Antarctic ice sheets risk breaking into the sea faster than previously thought in stretches of up to 600 meters a day, speeding up the rise in sea levels, new research indicates.
In a paper published Wednesday in science journal Nature, researchers studied traces left by retreating ice-shelves thousands of years ago on the seabed off Norway.
Ridges revealed how quickly the “grounding line” -- the point where an ice sheet starts to float -- had retreated during the transition from the last ice age: from 55 to 610 meters (667 yards) a day.
“These values far exceed all previously reported rates of grounding-line retreat across the satellite and marine-geological records,” they wrote.
They calculated that similar low-lying ice sheets in the Antarctic such as around the so-called Thwaites “doomsday” glacier could retreat at a similarly quick rate under current climate conditions.

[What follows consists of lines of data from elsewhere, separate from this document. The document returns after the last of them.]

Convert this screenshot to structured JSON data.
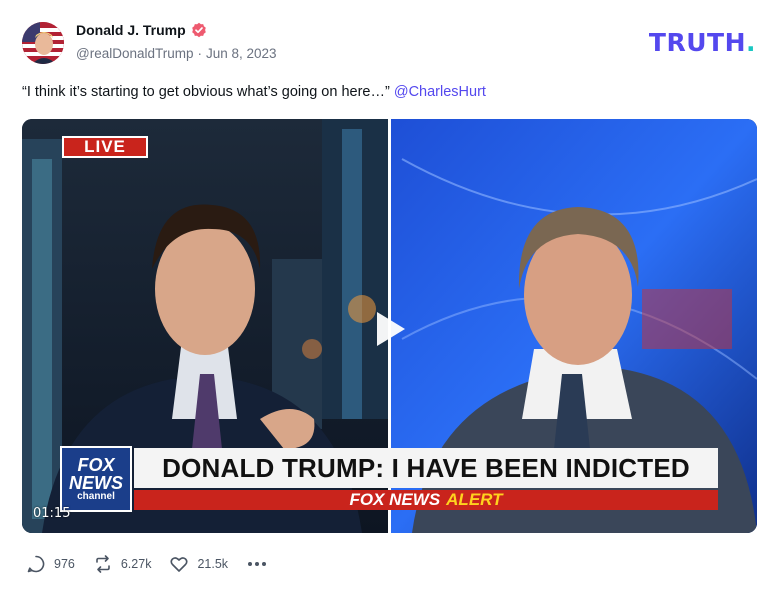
{
  "author": {
    "display_name": "Donald J. Trump",
    "handle": "@realDonaldTrump",
    "separator": "·",
    "date": "Jun 8, 2023"
  },
  "brand": {
    "logo_text": "TRUTH",
    "logo_dot": ".",
    "logo_color": "#5448ee",
    "dot_color": "#19c7c2"
  },
  "post": {
    "text": "“I think it’s starting to get obvious what’s going on here…”",
    "mention": "@CharlesHurt"
  },
  "video": {
    "timestamp": "01:15",
    "live_label": "LIVE",
    "fox_logo_line1": "FOX",
    "fox_logo_line2": "NEWS",
    "fox_logo_line3": "channel",
    "headline": "DONALD TRUMP: I HAVE BEEN INDICTED",
    "alert_prefix": "FOX NEWS",
    "alert_word": "ALERT"
  },
  "actions": {
    "replies": "976",
    "retruths": "6.27k",
    "likes": "21.5k",
    "icons": [
      "reply-icon",
      "retruth-icon",
      "heart-icon",
      "more-icon"
    ]
  }
}
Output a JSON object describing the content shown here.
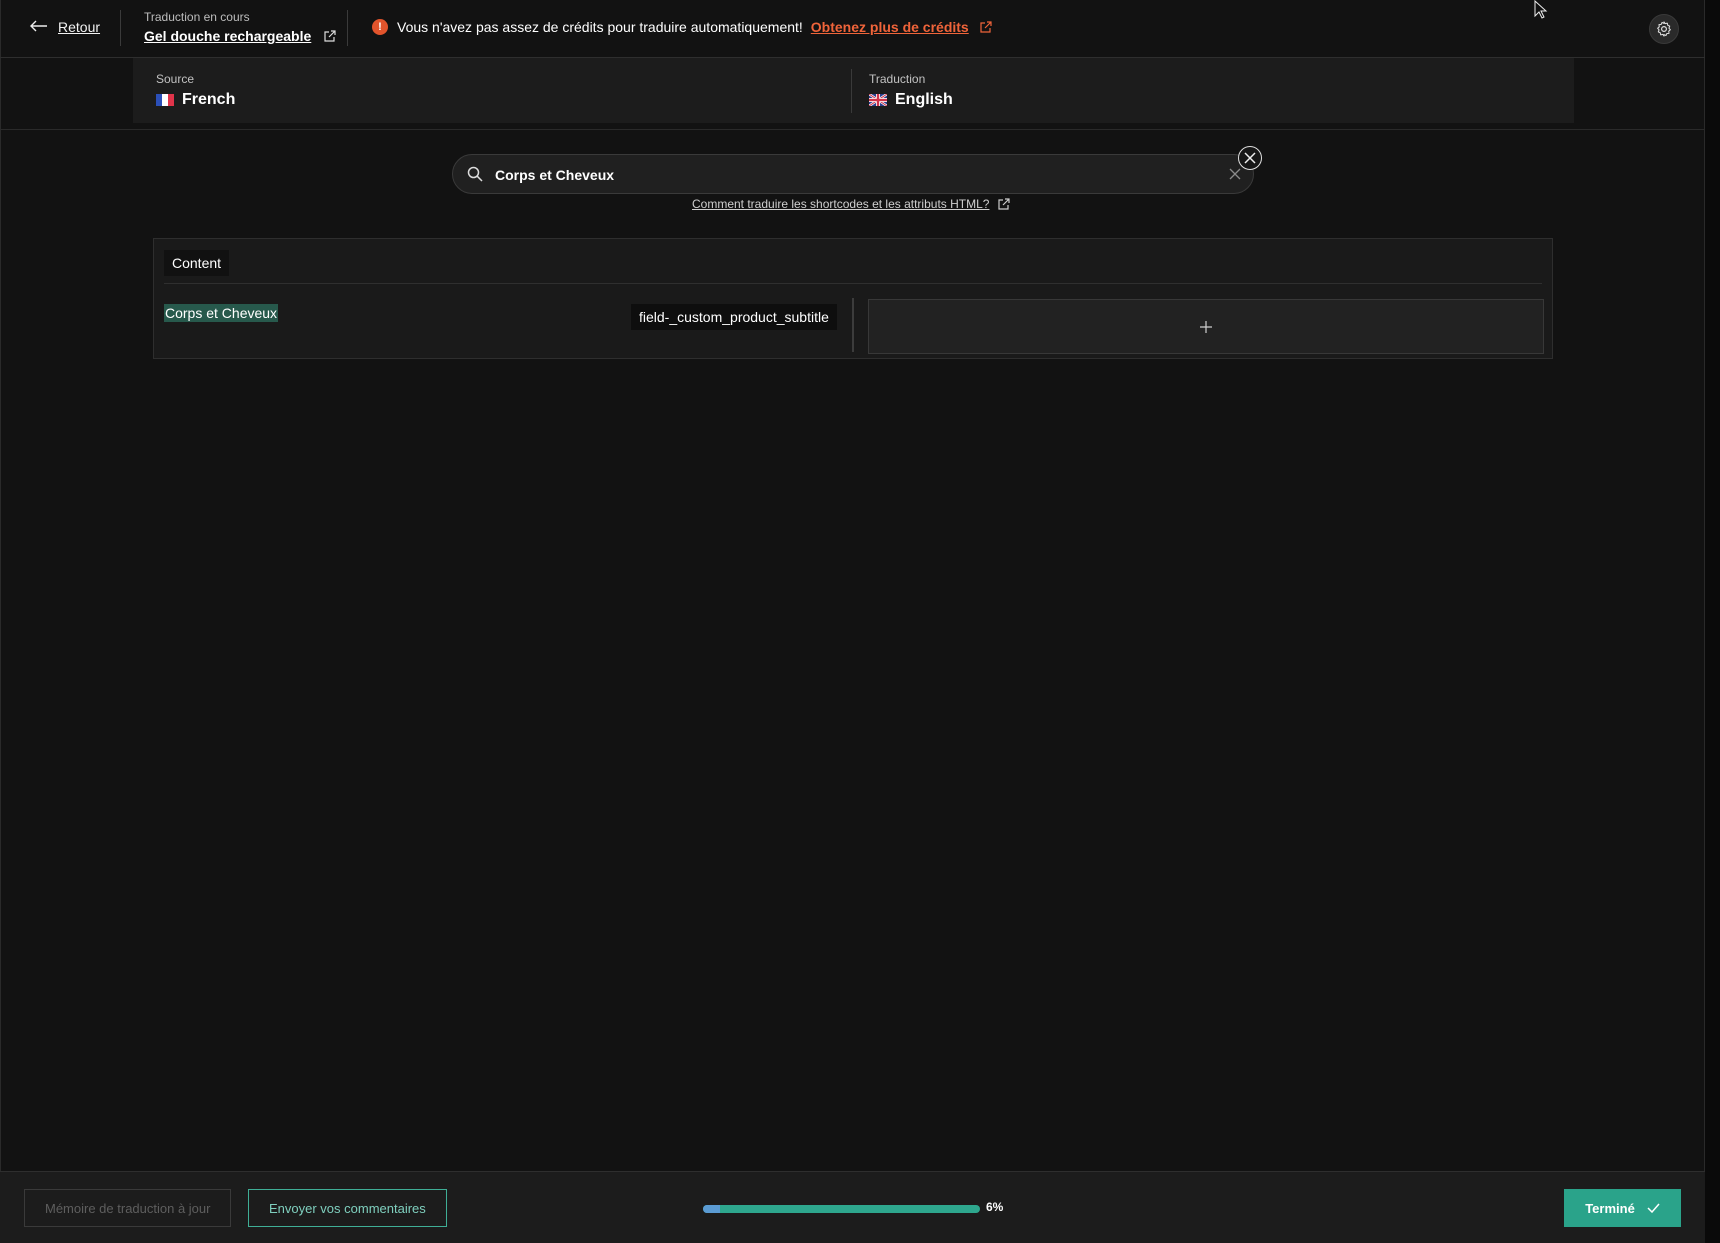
{
  "header": {
    "back_label": "Retour",
    "status_label": "Traduction en cours",
    "doc_title": "Gel douche rechargeable",
    "warning_text": "Vous n'avez pas assez de crédits pour traduire automatiquement!",
    "warning_link": "Obtenez plus de crédits",
    "warning_badge": "!"
  },
  "languages": {
    "source_caption": "Source",
    "source_lang": "French",
    "target_caption": "Traduction",
    "target_lang": "English"
  },
  "search": {
    "value": "Corps et Cheveux",
    "help_link": "Comment traduire les shortcodes et les attributs HTML?"
  },
  "content": {
    "section_label": "Content",
    "rows": [
      {
        "source_text": "Corps et Cheveux",
        "field": "field-_custom_product_subtitle",
        "translation": ""
      }
    ],
    "add_icon": "+"
  },
  "footer": {
    "memory_button": "Mémoire de traduction à jour",
    "feedback_button": "Envoyer vos commentaires",
    "progress_percent": 6,
    "progress_label": "6%",
    "done_button": "Terminé"
  },
  "colors": {
    "accent": "#2aa38a",
    "warning": "#e2542c",
    "highlight": "#27594c"
  }
}
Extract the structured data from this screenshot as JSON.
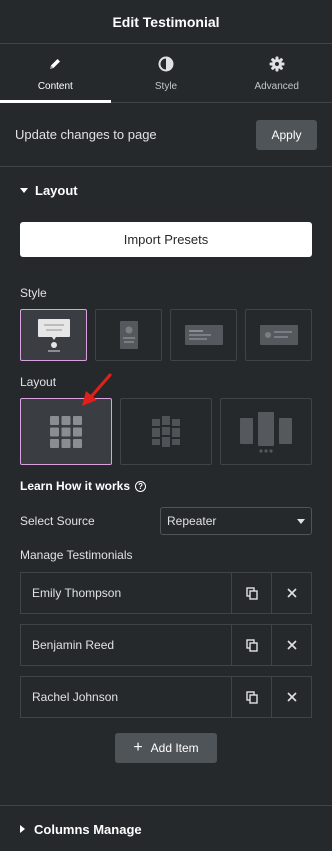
{
  "header": {
    "title": "Edit Testimonial"
  },
  "tabs": [
    {
      "label": "Content",
      "icon": "pencil-icon",
      "active": true
    },
    {
      "label": "Style",
      "icon": "half-circle-icon",
      "active": false
    },
    {
      "label": "Advanced",
      "icon": "gear-icon",
      "active": false
    }
  ],
  "update": {
    "text": "Update changes to page",
    "apply_label": "Apply"
  },
  "layout_section": {
    "title": "Layout"
  },
  "import_presets_label": "Import Presets",
  "style_label": "Style",
  "layout_label": "Layout",
  "learn_label": "Learn How it works",
  "source": {
    "label": "Select Source",
    "value": "Repeater"
  },
  "manage_label": "Manage Testimonials",
  "items": [
    {
      "title": "Emily Thompson"
    },
    {
      "title": "Benjamin Reed"
    },
    {
      "title": "Rachel Johnson"
    }
  ],
  "add_item_label": "Add Item",
  "columns_section": {
    "title": "Columns Manage"
  },
  "colors": {
    "background": "#26292c",
    "active_border": "#d9a1de",
    "annotation_arrow": "#e0201a"
  }
}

Global warming due to human-caused carbon emissions is reducing ice, raising warnings that dangerous “tipping points” could be reached, with sudden major melting driving sharp rises in sea level.

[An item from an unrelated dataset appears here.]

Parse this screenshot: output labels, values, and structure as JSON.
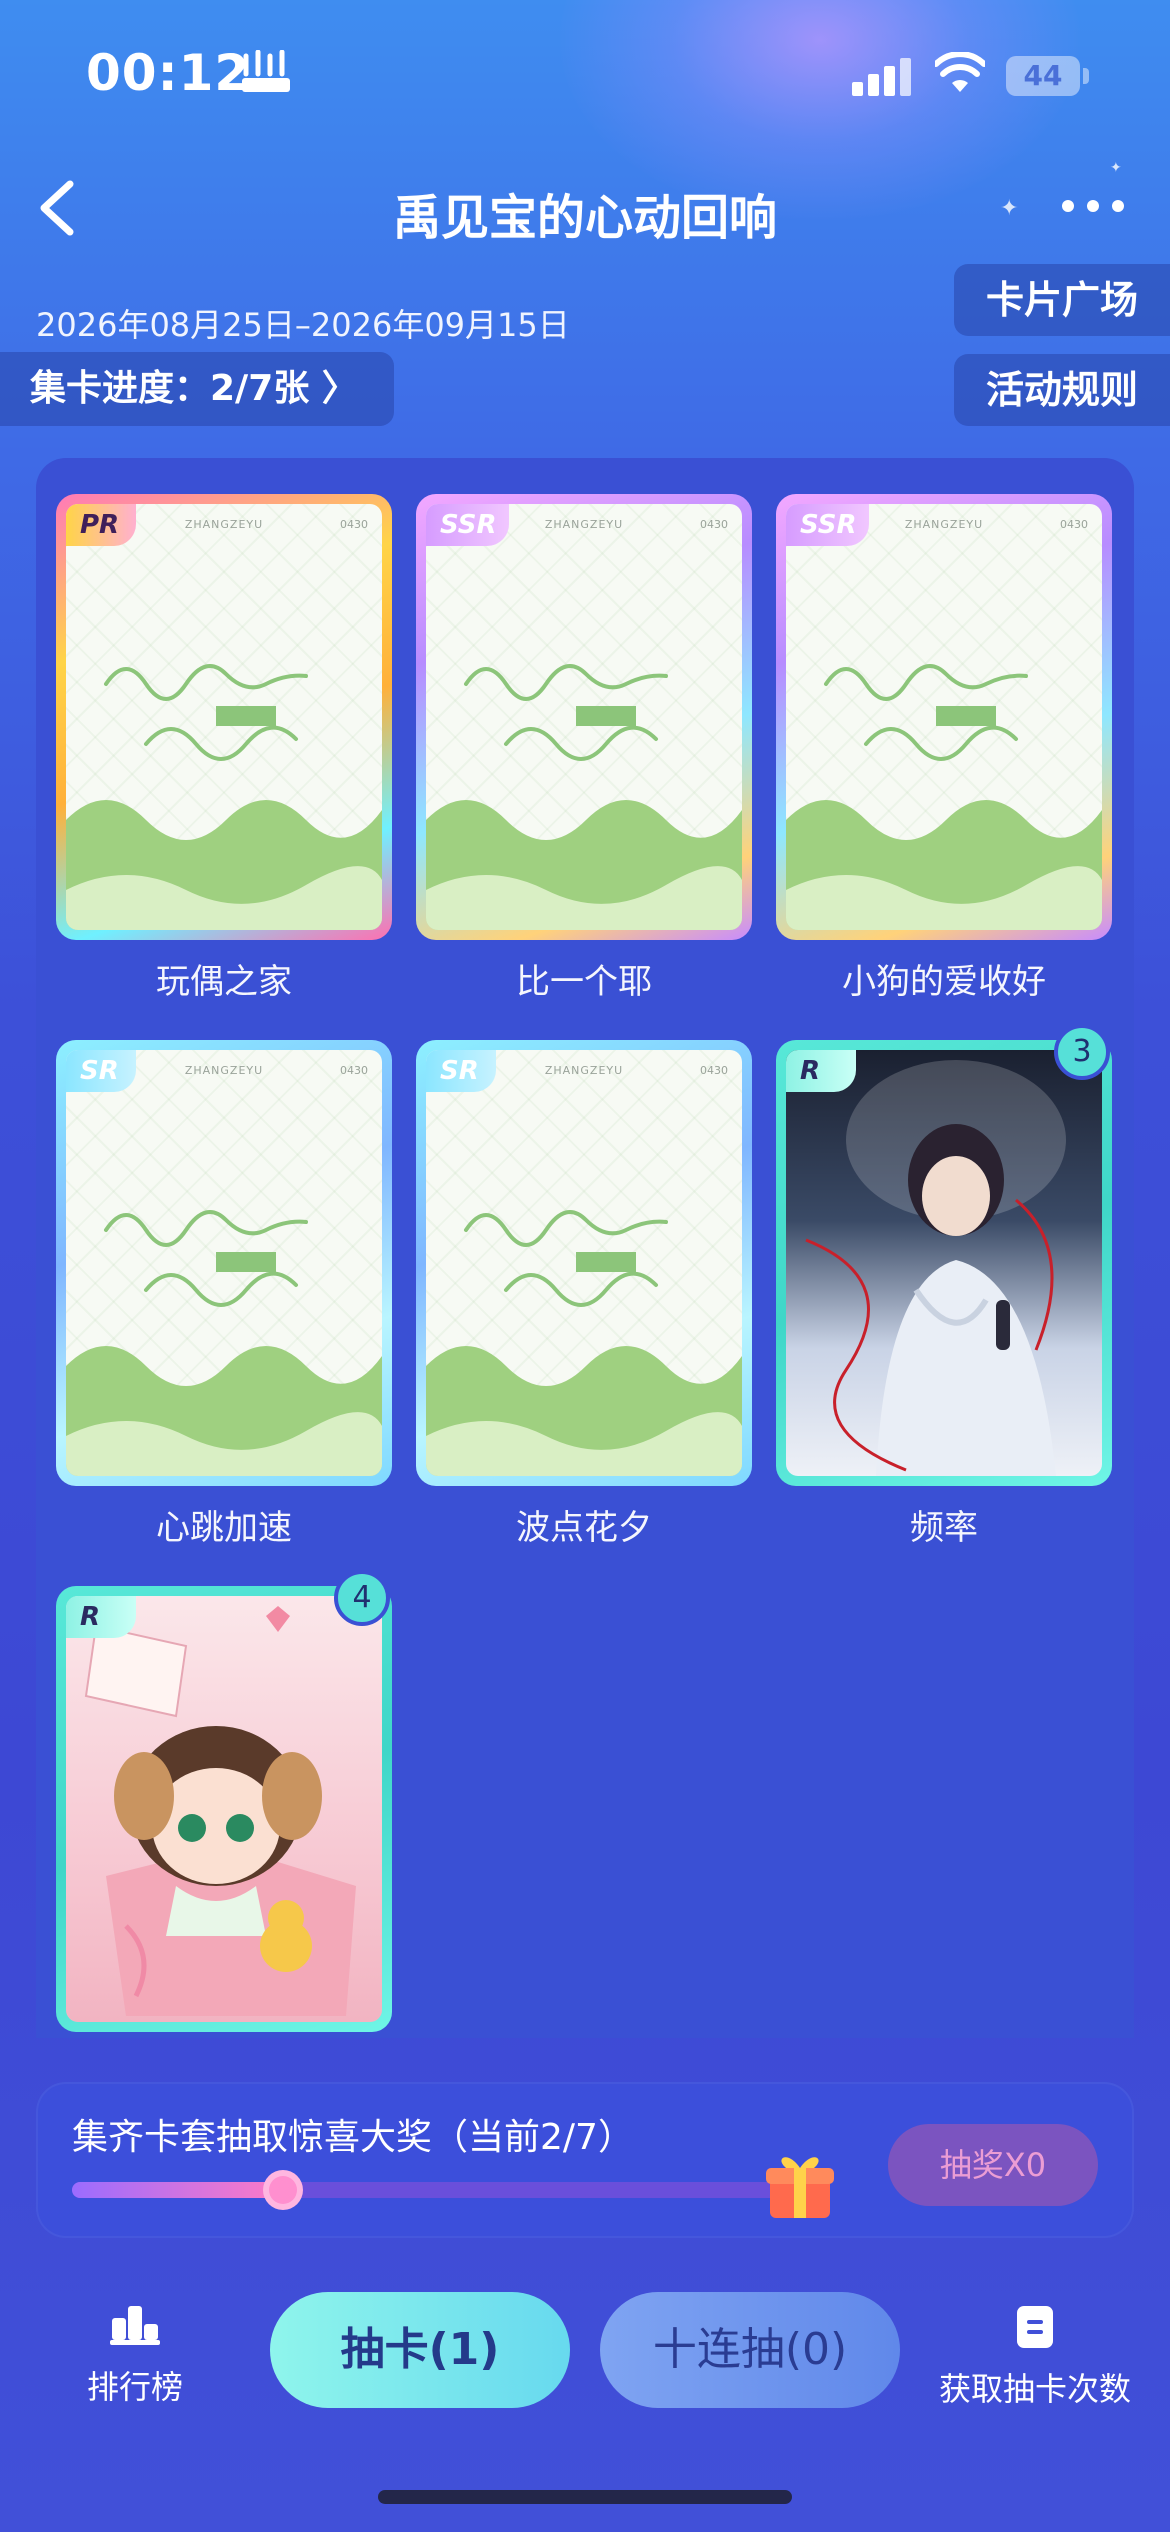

“Our study shows that pulses of extremely rapid ice-sheet retreat could occur across flat-bedded areas of Antarctica even under present-day rates of melting,” lead author Christine Batchelor of Newcastle University told AFP.
“Whilst our findings cannot tell us when or if an ice-loss tipping point will be reached, they shed new light on which parts of ice sheets are vulnerable to retreat and how fast such retreat could occur.”